As a boy, his fascination with the classics led Ventris to study Greek and Latin. A competent and zealous cryptographer at 14, in 1936 he heard the famed archaeologist Sir Arthur Evans lecture on the Linear B script that he had discovered at Knossós, Crete, in about 1900 and how it still baffled linguists and archaeologists. Ventris’ determination to solve the puzzle of this peculiar writing dated from that time.
At 18 Ventris published a paper in the American Journal of Archaeology supporting the possibility of a relation between the script and another problematic language, Etruscan.
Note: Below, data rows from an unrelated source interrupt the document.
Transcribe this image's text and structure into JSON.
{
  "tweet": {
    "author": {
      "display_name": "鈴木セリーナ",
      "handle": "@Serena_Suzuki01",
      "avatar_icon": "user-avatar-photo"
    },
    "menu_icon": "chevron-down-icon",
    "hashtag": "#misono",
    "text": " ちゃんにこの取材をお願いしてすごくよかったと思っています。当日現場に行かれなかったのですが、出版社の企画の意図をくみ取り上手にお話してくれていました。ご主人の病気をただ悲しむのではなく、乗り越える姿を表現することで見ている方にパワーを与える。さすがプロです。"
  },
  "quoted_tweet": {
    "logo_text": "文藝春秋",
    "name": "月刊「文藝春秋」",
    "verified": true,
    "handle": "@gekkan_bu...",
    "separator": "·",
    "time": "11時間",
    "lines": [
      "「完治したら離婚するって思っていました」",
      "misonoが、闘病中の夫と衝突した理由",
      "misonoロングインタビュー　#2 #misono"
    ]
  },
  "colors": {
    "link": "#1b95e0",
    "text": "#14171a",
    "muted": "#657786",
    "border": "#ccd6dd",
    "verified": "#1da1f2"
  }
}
In 1949, following architectural studies that had been interrupted by service in the Royal Air Force during World War II, he began searching in earnest for the key to Linear B. The method by which he achieved success was essentially that of statistical analysis, aided by stray hints from the analysis of various arrangements of syllabic signs. After the publication (1951) of texts in an almost identical script found on the Greek mainland in 1939, Ventris’ progress was rapid. In June 1952 he announced over a British radio program that he had found the Linear B to be a very archaic form of Greek.
Joined shortly thereafter by the Cambridge linguist John Chadwick, they assembled dramatic evidence supporting Ventris’ theory. In 1953 they published their historic paper, “Evidence for Greek Dialect in the Mycenaean Archives.” Their Documents in Mycenaean Greek (1956; rev. ed., 1973) was published a few weeks after Ventris’ death in an auto accident, and Chadwick’s The Decipherment of Linear B (1958; 2nd ed., 1968) followed.